When "Real Mom" was around, she was fantastic. Amazing. And any other beautiful adjective you could invent. Real Mom was silly songs and animal noises and laughter and fishing poles. I loved my mom, and you would too.
But "Other Mom" was weirdly critical and there were land mines and eggshells, anger and sadness used for control. Other Mom was not someone you could talk to.
Dad was my larger-than-life hero. As a kid I couldn't imagine anyone being more awesome. I looked to Dad to shield me from the chaos—and possibly he did, but it didn't feel that way. I was bitterly disappointed. And lonely.
When I moved out as an adult, things actually got worse. So I became angry. Angry with Mom of course, but especially angry with Dad.
My anger was justified. Things were messed up and anger was a perfectly appropriate reaction. But I had more than anger—I had resentment and bitterness. I didn't simply resent what they did, but I also resented who they were.
I kept their hurtful acts alive in my mind. "You're the people... you're the people who did that," I would recite to myself in the middle of the night.
As a Christian I knew the Bible said I needed to forgive, I knew my resentment was wrong, and I knew that God had forgiven me for doing even worse things against Him. So I would muster my strength, grit my teeth and solemnly resolve that this time I would forgive. But before long I would step on some other eggshell and I would catch myself mulling the same bitter thoughts.
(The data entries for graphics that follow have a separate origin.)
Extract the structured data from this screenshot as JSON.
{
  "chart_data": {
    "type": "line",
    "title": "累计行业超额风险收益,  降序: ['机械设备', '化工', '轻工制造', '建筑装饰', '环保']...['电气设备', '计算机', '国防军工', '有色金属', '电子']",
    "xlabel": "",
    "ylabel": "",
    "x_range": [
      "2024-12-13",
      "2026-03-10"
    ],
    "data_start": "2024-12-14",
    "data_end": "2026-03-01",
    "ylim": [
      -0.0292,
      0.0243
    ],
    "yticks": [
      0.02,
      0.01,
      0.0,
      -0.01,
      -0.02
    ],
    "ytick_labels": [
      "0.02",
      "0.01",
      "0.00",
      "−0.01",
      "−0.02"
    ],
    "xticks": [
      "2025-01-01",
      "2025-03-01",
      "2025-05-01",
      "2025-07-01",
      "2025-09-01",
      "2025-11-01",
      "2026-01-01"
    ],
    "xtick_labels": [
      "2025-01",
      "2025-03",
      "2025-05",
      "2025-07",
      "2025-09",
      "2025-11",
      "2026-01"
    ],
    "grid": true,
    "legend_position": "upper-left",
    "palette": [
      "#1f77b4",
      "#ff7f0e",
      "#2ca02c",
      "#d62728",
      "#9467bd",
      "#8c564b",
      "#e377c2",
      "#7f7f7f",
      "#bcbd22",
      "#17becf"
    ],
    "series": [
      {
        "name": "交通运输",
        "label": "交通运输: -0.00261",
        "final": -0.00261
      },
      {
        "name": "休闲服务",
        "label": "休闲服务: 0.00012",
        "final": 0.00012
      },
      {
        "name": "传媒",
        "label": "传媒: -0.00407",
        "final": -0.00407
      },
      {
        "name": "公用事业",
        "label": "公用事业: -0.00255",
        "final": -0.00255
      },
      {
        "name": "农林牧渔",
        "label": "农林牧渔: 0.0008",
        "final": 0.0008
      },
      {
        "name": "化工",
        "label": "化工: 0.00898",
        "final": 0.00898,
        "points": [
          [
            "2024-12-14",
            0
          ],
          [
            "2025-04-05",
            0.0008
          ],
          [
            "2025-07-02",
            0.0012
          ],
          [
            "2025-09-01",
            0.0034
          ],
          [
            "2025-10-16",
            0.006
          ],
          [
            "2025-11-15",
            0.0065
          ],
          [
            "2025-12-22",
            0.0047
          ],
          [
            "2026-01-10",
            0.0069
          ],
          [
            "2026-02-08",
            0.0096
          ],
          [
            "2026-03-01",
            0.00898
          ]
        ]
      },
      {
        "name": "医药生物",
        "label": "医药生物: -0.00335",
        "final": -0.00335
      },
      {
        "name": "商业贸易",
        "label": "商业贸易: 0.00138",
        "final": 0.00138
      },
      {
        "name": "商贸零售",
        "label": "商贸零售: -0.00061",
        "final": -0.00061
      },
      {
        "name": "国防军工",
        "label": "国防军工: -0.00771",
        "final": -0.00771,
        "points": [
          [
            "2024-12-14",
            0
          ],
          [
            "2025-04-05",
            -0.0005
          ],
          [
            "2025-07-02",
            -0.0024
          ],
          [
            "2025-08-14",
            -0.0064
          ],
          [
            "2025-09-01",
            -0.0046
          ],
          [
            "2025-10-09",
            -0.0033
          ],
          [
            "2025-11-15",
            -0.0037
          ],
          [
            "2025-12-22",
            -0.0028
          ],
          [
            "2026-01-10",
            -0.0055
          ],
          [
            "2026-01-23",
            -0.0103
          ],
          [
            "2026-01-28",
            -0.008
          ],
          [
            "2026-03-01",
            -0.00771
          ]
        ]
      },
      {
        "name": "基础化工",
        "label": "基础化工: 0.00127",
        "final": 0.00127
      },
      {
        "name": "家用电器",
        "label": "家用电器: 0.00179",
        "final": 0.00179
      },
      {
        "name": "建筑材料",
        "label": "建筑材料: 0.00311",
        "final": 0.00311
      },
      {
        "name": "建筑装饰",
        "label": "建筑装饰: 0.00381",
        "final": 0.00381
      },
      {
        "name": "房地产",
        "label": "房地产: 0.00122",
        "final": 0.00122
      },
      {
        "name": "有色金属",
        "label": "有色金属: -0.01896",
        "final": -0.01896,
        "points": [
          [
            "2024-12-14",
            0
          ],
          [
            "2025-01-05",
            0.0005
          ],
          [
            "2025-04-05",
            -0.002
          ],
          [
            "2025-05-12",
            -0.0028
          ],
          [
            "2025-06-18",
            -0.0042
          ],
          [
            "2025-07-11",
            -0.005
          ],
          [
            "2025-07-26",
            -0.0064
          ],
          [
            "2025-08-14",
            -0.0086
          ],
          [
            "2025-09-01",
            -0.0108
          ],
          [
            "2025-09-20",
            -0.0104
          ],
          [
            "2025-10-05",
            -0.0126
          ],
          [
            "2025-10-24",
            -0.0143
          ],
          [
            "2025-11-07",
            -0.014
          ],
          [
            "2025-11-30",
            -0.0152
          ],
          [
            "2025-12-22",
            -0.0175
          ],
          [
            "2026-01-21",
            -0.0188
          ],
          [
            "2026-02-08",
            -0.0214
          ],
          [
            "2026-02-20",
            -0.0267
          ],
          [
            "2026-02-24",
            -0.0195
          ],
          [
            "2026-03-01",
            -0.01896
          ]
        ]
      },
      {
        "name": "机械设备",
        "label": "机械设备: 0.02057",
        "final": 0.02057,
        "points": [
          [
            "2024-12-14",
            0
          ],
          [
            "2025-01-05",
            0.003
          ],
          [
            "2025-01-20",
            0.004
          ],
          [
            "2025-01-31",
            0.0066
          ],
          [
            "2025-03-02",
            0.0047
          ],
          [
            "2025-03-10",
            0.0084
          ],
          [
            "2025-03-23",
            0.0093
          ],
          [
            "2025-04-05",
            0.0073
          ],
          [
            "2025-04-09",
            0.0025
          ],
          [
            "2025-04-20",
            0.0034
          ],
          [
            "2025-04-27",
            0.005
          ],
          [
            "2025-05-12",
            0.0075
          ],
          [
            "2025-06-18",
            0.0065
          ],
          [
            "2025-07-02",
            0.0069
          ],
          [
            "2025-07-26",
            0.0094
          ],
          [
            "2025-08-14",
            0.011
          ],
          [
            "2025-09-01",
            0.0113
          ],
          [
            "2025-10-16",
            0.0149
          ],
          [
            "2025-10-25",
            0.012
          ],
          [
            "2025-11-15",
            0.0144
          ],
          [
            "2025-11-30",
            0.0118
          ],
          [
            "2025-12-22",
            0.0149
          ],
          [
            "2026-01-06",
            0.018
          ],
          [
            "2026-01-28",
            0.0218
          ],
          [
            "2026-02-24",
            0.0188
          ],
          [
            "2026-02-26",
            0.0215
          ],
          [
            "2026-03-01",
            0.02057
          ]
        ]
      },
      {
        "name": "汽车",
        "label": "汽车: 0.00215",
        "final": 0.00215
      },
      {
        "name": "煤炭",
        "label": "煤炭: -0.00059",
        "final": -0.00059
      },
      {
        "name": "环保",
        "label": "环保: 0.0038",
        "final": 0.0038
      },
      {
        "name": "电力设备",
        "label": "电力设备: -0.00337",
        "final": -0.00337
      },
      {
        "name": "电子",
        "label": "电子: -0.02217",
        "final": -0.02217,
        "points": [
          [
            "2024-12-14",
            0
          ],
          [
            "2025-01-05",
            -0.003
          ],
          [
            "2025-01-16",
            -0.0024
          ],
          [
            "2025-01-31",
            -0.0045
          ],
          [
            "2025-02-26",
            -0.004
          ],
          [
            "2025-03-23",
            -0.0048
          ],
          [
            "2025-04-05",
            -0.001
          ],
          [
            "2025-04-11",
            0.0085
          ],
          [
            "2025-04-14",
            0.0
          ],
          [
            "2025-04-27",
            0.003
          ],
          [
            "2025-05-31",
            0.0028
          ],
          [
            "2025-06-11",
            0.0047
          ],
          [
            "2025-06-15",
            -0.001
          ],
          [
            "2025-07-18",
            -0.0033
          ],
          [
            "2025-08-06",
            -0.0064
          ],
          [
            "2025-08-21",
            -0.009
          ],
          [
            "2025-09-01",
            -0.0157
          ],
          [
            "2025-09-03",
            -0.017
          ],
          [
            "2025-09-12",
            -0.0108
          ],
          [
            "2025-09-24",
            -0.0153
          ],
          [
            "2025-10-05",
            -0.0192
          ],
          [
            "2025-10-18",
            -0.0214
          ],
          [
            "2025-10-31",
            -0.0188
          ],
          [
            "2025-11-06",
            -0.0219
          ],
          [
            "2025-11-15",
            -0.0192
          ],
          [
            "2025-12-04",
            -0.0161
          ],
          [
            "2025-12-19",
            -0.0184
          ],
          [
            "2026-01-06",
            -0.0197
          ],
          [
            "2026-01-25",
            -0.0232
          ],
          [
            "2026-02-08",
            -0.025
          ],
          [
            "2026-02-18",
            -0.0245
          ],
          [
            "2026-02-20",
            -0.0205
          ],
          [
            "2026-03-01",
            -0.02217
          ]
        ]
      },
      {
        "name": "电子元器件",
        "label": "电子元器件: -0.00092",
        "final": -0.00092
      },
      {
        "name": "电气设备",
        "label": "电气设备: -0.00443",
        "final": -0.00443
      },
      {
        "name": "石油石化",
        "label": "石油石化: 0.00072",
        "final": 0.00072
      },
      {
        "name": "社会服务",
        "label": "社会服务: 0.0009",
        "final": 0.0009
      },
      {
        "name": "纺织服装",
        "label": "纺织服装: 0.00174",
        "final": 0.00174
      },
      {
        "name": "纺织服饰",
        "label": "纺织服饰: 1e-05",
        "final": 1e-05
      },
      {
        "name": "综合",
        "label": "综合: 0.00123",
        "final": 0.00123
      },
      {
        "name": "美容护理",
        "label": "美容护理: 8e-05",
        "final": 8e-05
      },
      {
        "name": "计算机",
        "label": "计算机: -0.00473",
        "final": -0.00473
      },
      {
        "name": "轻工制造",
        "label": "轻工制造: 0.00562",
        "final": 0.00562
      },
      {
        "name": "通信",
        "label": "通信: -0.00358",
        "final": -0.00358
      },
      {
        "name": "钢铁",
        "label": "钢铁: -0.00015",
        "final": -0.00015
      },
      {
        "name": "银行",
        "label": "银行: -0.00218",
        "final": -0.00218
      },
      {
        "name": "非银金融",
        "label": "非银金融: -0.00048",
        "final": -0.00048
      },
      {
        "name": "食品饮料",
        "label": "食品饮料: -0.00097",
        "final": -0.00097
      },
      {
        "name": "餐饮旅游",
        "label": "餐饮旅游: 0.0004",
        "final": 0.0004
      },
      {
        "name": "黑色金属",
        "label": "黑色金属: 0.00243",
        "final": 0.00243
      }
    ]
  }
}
I'd pick myself up and give it another shot, but then I would be reminded of some ancient criticism and there I'd be. Because my choice of lawn mower had once been mocked, I couldn't even do yard work as a 50-year-old without contemplating payback. Those old hurts were surprisingly durable.
What good did it do me to harbor those stupid thoughts? I knew they weren't going to heal my mom or make landmines go away, or even just plain old make me feel better. My preoccupation was hurting me, hurting my own family and hurting my intimacy with God.
But as badly as I wanted to forgive like God does and let everything go, part of me enjoyed hanging on. I didn't hold bitterness—bitterness held me.
And I had to confess that in my own strength, I was powerless to let go and that I needed God's help. For those of us who know Christ, God gives the Holy Spirit to live in us and to enable both the desire and the ability to do hard and beautiful things that only God can do.
One of my favorite passages from the New Testament book of Romans says,
"God's agape-love has been poured out into our hearts through the Holy Spirit who has been given to us." (Romans 5:5)
And when God pours out his agape-love, he doesn't dribble it with a teaspoon or an eyedropper. He unloads with a dump truck.
In my better moments, I'm aware I already have more agape than I will ever need—and there's more coming every day. He agape-loves me so much that I already possess more good things than I can possibly imagine. So I don't have to savor old injustices; instead I can allow the Holy Spirit to help me forgive and do so much more as I let God's agape-love overflow. Even from me.
But this didn't happen by magic.
First, I had to mourn the loss of not having the childhood I hoped for. In middle-age I had to allow myself to feel the loneliness... the sadness... and for the first time to allow myself to cry both for myself and for my folks.
I also needed to tell my heavenly Father all about it. Even though He already knew, I needed to go to my "Papa" and tell Him how wrong it was and how badly it hurt. My heavenly Father listened, and He told me—in His Word—that He was in control the whole time, that He loved me, and that He would take even those horrible experiences and use them for something beautiful. That's how wonderful He is!
I then told my Father that I was willing to let the Holy Spirit have His forgiving way in me - what the Bible calls "yielding" to the Holy Spirit.
I haven't forgotten what happened. My Father does not ask me to forget. So sometimes something reminds me, and I feel a twinge of resentment and the Spirit helps me forgive it all over again.
I have also been wise in interacting with my mother. So while I talk with her on the phone and visit her, I maintain boundaries of never reading her emails or listening to her phone messages, as those are typically from "Other Mom." Those boundaries have protected us both and made it easier for me to show her love.
So these days I'm happy to say Dad is finally once again my hero. And I'm thankful that I can love and feel love for my 90-something year-old Mom—Real, Other, or Unnervingly In-Between. Whether it means silly songs, landmines, eggshells, or something else, it brings me joy to brighten her day and, by the Holy Spirit in me, to shed the heavy burden of unforgiveness.
My heavenly Father is ready to help you do the same.